Les micro-concerts programmés par Les voisins ne s’adressent peut-être pas tant aux spectateurs avisés qui cherchent à les suivre qu’à des publics inattendus qui sont rejoints dans leur quotidien. C’est une des belles surprises qu’a eues le commissaire en découvrant qu’y assistaient de « vrais voisins », pour qui l’intervention des artistes pouvait avoir « un impact social » dans leur entourage immédiat. C’est l’expérience faite aussi par le duo Catherine Béchard et Sabin Hudon, qui avant l’heure prévue ont vu leurs casques d’écoute ostentatoires prisés par les passants, curieux de cheminer dans la ville tout ouïe, à la différence des plus discrets, et populaires, lecteurs MP3, qui coupent les bruits ambiants.

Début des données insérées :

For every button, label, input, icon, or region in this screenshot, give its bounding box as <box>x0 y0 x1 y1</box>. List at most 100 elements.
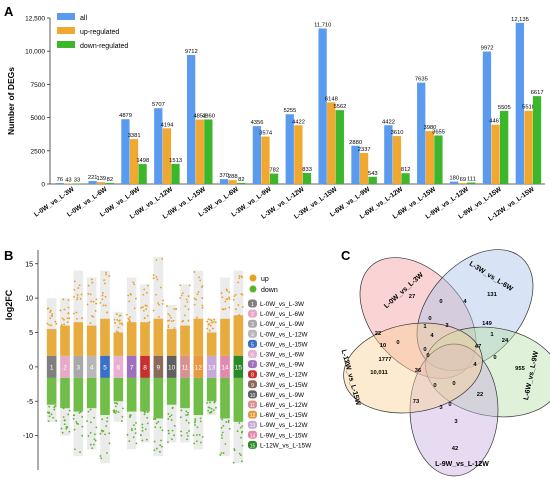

Francis Rossignol a choisi comme site d’intervention un salon de coiffure. Avec la complicité de coiffeuses, il a, pour des personnes volontaires, transformé une coupe de cheveux en expérience hors de l’ordinaire, cherchant à valoriser les sons de cette activité jugée banale et trop peu écoutée.
Concerts d’appartement
Plusieurs autres interventions sont à venir, par des artistes plus ou moins déjà associés aux pratiques sonores. Bélinda Campbell et cinq musiciens improviseront, répartis dans les différentes pièces d’un 4 1/2. Les projets de Chantal Dumas et de Victoria Stanton épouseront quant à eux la forme de la déambulation, la première pour découvrir les textures sonores de son quartier, l’autre pour écouter en groupe les abords du fleuve Saint-Laurent. Le point de départ du projet de Magali Babin se trouve derrière chez elle, où l’activité sonore des taxis Diamond imprègne chacune de ses journées. Il est également question que Michel de Broin arpente avec un vélo modifié les rues de New York, où il est présentement en résidence de création. Éric Mattson est particulièrement fier de recevoir à Montréal le Chinois Yan Jun, qui, outre des journaux sonores, réalisera des concerts d’appartements durant le mois de mai. « C’est une de mes sources d’inspiration. À Pékin, c’est difficile pour les gens en musique expérimentale de se produire en salle. Depuis des années, il fait des concerts en appartements, souvent avec des casques d’écoute pour quelques personnes. » De là sont habilement contournés les problèmes de promiscuité avec les voisins, nombreux, et la petitesse des appartements chinois. Celui qui, comme urbain, dit avoir également été motivé par ses voisins, « admirables ou chiants » au fil du temps, s’attendait au début à présenter des projets durs. Or« aucun artiste n’a vu ça de façon négative. Certaines personnes auraient pu faire ça sur leur difficulté de voisinage, mais ce n’est pas arrivé. C’est dire que les gens ici ont un bon fond ». Plus, à tout le moins, que les personnages qui s’entretuent dans l’oeuvre de Norman McLaren, cinéaste expérimental dont le centenaire est célébré cette année et à qui le titre Les voisins rend par ailleurs hommage.